Bioinformatics Techniques for Protein Identification and Analysis

Overview of Bioinformatics in Protein Identification

  • Aim: Identify an unknown protein (LAB1) involved in cancer survival.
  • Techniques: Sequence-specific DNA affinity chromatography and Edman degradation peptide sequencing.
  • Outcome: Obtained amino acid sequence of potential DNA binding protein (Query1).

Query Sequence Details

  • Amino Acid Sequence (Query1):

TQIPLSQPIQIAQDLQQLQQLQQQNLNLQQFVLVHPTTNLQPAQFIISQTPQ…

  • Sequence length: 50+ amino acids.

Part 1: Performing a BLAST Search

  • BLAST (Basic Local Alignment Search Tool): A bioinformatics tool for comparing an input sequence against a database to identify homologous sequences.
  • Steps for BLASTP search:
    1. Open web browser: BLAST
    2. Select 'Human' as the organism.
    3. Choose the BLASTP option (for protein sequences).
    4. Paste Query1 into the provided input box.
    5. Click on the BLAST button to start the search.
    6. Post-search, review the Graphic Summary and Descriptions tab for results.

Analyzing Results

Key Metrics Explained:
  • Query Cover: The portion of the query sequence included in the aligned sequences.
  • E-value: Describes the expected number of matches one might see by chance; lower values indicate significance.
  • Bit Score: Reflects alignment quality; higher scores mean better alignment.
  • Accession Number: Unique identifier for each entry in the database.
Questions to Answer:
  1. Identify the protein matched by the search.
  2. Determine if Query1 sequence aligns with a known protein and explore differences.
  3. Collect essential information about the identified protein, including:
    • Name of the protein
    • Function
    • Interacting partners
    • Transcript variations

Part 2: DNA Sequence Manipulation

  • Retrieve Full-Length Nucleotide Sequence:
    • Follow procedures to find the nucleotide showing mRNA coding for the protein; find the correct entry from database results.
    • Convert the mRNA sequence into FASTA format for further bioinformatics work.
    • Confirm the starting codon and identify necessary PCR primers. (Use GAG as a reference for start codon).

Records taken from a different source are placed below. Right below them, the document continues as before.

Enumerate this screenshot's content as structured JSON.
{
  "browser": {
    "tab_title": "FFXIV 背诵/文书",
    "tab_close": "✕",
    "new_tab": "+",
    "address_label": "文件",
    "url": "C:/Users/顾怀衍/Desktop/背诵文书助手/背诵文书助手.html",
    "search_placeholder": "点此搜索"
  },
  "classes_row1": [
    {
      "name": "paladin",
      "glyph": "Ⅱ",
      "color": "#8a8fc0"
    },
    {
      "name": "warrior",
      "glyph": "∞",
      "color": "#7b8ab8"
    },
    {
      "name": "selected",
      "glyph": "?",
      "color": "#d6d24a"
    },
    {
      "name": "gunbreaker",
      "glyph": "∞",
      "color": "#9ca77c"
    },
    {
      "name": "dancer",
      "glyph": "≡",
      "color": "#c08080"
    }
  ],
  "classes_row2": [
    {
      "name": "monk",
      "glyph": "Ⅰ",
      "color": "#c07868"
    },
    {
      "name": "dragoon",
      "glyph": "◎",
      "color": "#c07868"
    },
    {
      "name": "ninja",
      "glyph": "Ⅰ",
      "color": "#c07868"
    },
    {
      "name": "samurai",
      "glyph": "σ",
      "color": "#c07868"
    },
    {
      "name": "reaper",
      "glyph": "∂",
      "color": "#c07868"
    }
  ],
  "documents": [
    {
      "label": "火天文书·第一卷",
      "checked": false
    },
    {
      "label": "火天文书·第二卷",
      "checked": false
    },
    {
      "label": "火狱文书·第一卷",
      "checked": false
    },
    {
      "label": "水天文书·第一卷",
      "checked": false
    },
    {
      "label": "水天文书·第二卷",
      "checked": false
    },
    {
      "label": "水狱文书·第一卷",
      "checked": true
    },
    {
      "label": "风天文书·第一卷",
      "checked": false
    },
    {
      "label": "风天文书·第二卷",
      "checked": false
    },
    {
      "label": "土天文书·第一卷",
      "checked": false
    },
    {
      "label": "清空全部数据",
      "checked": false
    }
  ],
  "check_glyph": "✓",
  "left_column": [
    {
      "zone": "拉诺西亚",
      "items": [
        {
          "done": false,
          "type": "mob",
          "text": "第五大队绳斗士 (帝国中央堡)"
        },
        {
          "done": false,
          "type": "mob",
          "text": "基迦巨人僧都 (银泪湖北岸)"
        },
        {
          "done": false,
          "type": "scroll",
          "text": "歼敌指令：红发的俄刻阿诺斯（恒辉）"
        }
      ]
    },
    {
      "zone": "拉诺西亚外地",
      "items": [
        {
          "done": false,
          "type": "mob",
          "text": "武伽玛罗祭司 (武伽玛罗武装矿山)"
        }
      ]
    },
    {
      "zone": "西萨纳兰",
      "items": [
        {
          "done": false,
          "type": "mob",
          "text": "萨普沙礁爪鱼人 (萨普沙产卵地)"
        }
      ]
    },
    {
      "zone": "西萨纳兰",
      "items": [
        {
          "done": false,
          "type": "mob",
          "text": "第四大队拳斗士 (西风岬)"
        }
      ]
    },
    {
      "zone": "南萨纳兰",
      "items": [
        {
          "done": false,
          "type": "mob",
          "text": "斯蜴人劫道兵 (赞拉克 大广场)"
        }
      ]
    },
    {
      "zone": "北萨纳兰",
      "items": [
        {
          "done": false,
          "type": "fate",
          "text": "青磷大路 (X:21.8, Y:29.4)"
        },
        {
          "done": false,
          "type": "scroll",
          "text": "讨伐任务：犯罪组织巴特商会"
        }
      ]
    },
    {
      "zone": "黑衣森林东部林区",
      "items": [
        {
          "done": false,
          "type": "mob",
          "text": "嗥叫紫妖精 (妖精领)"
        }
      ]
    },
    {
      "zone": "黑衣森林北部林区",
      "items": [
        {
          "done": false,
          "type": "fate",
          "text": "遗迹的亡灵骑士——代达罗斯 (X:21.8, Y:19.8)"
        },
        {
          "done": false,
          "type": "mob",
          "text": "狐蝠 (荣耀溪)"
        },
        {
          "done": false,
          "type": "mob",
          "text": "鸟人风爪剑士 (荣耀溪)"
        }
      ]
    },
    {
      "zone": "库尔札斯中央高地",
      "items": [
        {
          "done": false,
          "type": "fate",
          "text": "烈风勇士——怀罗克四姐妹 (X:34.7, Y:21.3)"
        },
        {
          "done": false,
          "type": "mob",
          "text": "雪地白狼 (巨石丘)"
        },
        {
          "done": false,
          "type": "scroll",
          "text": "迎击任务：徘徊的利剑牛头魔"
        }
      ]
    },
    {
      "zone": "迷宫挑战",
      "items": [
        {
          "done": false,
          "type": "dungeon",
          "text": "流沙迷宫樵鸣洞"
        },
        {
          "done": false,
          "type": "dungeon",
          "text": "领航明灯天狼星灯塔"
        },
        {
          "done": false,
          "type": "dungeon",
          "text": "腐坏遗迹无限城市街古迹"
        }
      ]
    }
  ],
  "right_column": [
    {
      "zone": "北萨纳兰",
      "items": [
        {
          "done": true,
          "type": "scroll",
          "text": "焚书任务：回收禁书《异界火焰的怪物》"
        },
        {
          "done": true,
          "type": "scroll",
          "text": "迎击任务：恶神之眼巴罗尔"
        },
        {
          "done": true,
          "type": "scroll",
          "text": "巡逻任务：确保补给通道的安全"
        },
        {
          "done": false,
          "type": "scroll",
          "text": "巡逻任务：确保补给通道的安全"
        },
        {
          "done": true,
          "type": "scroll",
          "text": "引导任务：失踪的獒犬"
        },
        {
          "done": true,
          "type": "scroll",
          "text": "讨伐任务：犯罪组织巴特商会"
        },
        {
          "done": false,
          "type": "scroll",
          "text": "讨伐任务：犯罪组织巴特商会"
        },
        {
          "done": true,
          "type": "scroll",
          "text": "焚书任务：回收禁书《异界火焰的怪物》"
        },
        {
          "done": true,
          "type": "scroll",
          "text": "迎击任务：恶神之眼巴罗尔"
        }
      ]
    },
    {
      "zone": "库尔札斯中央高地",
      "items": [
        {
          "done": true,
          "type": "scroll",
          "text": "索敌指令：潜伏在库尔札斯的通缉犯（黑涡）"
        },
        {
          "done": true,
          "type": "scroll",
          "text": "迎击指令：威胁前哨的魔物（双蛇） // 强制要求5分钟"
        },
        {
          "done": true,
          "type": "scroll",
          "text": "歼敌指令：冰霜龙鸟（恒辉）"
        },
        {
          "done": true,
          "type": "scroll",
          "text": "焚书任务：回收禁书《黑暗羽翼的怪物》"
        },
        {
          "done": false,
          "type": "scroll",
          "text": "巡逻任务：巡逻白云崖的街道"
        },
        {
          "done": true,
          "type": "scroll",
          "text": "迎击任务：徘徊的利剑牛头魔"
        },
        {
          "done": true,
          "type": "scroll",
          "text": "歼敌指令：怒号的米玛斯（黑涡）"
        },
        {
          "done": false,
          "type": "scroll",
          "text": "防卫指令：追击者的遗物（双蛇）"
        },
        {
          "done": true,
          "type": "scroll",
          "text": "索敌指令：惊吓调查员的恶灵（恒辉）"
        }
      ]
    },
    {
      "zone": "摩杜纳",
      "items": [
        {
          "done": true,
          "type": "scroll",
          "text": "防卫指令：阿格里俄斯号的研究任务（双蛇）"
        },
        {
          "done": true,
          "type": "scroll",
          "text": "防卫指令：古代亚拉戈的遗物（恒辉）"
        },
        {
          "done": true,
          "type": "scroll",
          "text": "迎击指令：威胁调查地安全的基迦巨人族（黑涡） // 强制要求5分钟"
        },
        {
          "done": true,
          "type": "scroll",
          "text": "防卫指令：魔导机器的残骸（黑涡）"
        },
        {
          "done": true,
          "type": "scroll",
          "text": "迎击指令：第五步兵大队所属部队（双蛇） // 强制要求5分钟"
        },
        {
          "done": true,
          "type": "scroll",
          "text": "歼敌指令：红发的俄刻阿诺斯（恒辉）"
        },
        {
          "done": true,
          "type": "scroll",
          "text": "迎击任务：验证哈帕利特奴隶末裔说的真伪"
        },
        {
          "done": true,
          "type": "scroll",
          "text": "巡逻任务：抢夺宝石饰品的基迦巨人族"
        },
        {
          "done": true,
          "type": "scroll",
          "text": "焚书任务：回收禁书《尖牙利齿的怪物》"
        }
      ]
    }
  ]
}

Part 3: Domain Identification

  • Isolate DNA Binding Domain:
    --- Use Prosite to identify conserved domains in Oct-1.
  • Highlight two identified domains in the amino acid sequence and document their corresponding DNA sequences in results.
Structural Information of POU Domain
  • Utilize Pymol to visualize the POU domain structure.
    1. fetch 1POU command retrieves the structure.
    2. Use display options to analyze structural components such as helix-turn-helix formations.
    3. Provide screenshots of structural analysis for documentation.
Conclusion
  • The Oct-1 transcription factor, indicated by the sequence analysis, modulates gene expression and is integral to cancer research.